Çaresizlik

Ama en küçük bir umut kırıntısında da ortadan yok olur.

Benim için çaresizlik dünyanın en kötü ve korkunç hissidir. Yapacak hiçbir şeyin yok. Çözümün yok, kaçışın yok, yolun yok, hiçbir şeyin yok. Olaylar öyle bir hal alıyor ki ortada kalıyorsun sadece çünkü ne yapman gerektiğini, nereye gitmen gerektiğini, ne demen gerektiğini bilemez hale geliyorsun. Ağzını açsan ne diyeceksin, adım atsan nereye gideceksin. Çıkmaz sokak hepsi ve bu çıkmazlarda çaresizliği hissediyoruz. Kötü bir olay yaşayınca, çözüm yolu bulamayınca ama karşındakini de kaybetmek ya da kırmak istemediğinde ne demen gerektiğini ya da ne yapman gerektiğini bilmediğinde ortaya çıkan his çaresizliktir. Bazen susmak da gerekir, hiçbir şey yapmamak da ama çaresizlikten dolayı bazen hiçbir zaman değiştiremeyeceğimiz sonuçları elde ediyoruz. Hiç beklemediğiniz bir durumu yaşadığınızda sadece şaşırınca bir şey olmuyor çünkü insanlar sizden cevap, tepki bekliyor. Bir şeyler ile mücadele edemeyince de çaresizlik hissediliyor. Çok yorulduğunuzda, üstesinden geleceğinizi düşündüğünüz bir durumun altında ezildiğinizde, birini fiziken ve ruhen kaybettiğinizde, bir olay ile nasıl baş edeceğinizi bilmeyince, baş edemediğinizde ve bunlar hakkında konuşcak veya danışacak biri olmadığında ortaya çıkan his sadece çaresizliktir. Zaman durur, her şey durur çünkü öyle olmasını istersiniz.

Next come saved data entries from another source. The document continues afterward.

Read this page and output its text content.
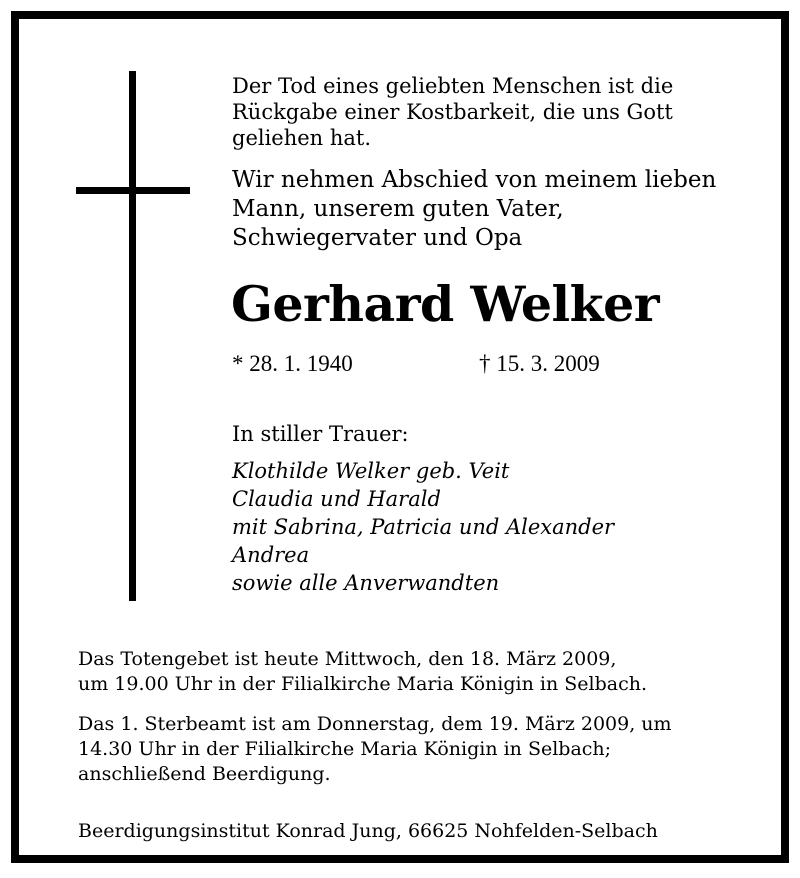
Der Tod eines geliebten Menschen ist die
Rückgabe einer Kostbarkeit, die uns Gott
geliehen hat.

Wir nehmen Abschied von meinem lieben
Mann, unserem guten Vater,
Schwiegervater und Opa

Gerhard Welker

* 28. 1. 1940	† 15. 3. 2009

In stiller Trauer:

Klothilde Welker geb. Veit
Claudia und Harald
mit Sabrina, Patricia und Alexander
Andrea
sowie alle Anverwandten

Das Totengebet ist heute Mittwoch, den 18. März 2009,
um 19.00 Uhr in der Filialkirche Maria Königin in Selbach.

Das 1. Sterbeamt ist am Donnerstag, dem 19. März 2009, um
14.30 Uhr in der Filialkirche Maria Königin in Selbach;
anschließend Beerdigung.

Beerdigungsinstitut Konrad Jung, 66625 Nohfelden-Selbach
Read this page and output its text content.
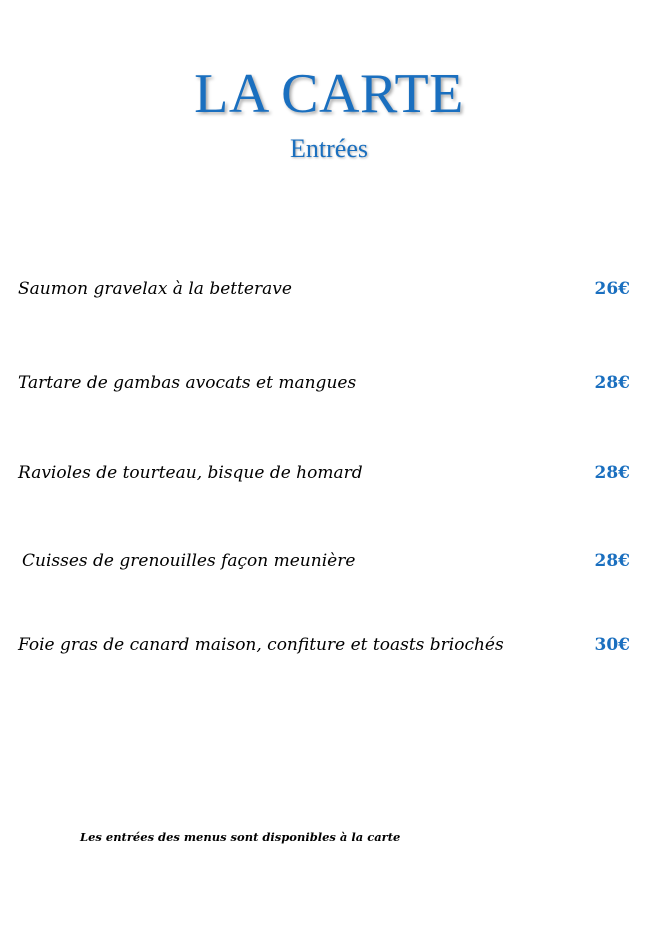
LA CARTE
Entrées
Saumon gravelax à la betterave	26€
Tartare de gambas avocats et mangues	28€
Ravioles de tourteau, bisque de homard	28€
Cuisses de grenouilles façon meunière	28€
Foie gras de canard maison, confiture et toasts briochés	30€
Les entrées des menus sont disponibles à la carte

O kadar yoğun bir duygu ki ölecek gibi hissettiğiniz gecelere sebep olur ama en küçük bir umut kırıntısında da ortadan yok olur. Tabii o umut sonucunda yine umutsuzluk olunca bu sefer de çaresizlik daha da kötü bir şekilde yüzünüze çarpar. Ortadan gitmesi çok kolay olduğu gibi geri gelmesi de çok kolay.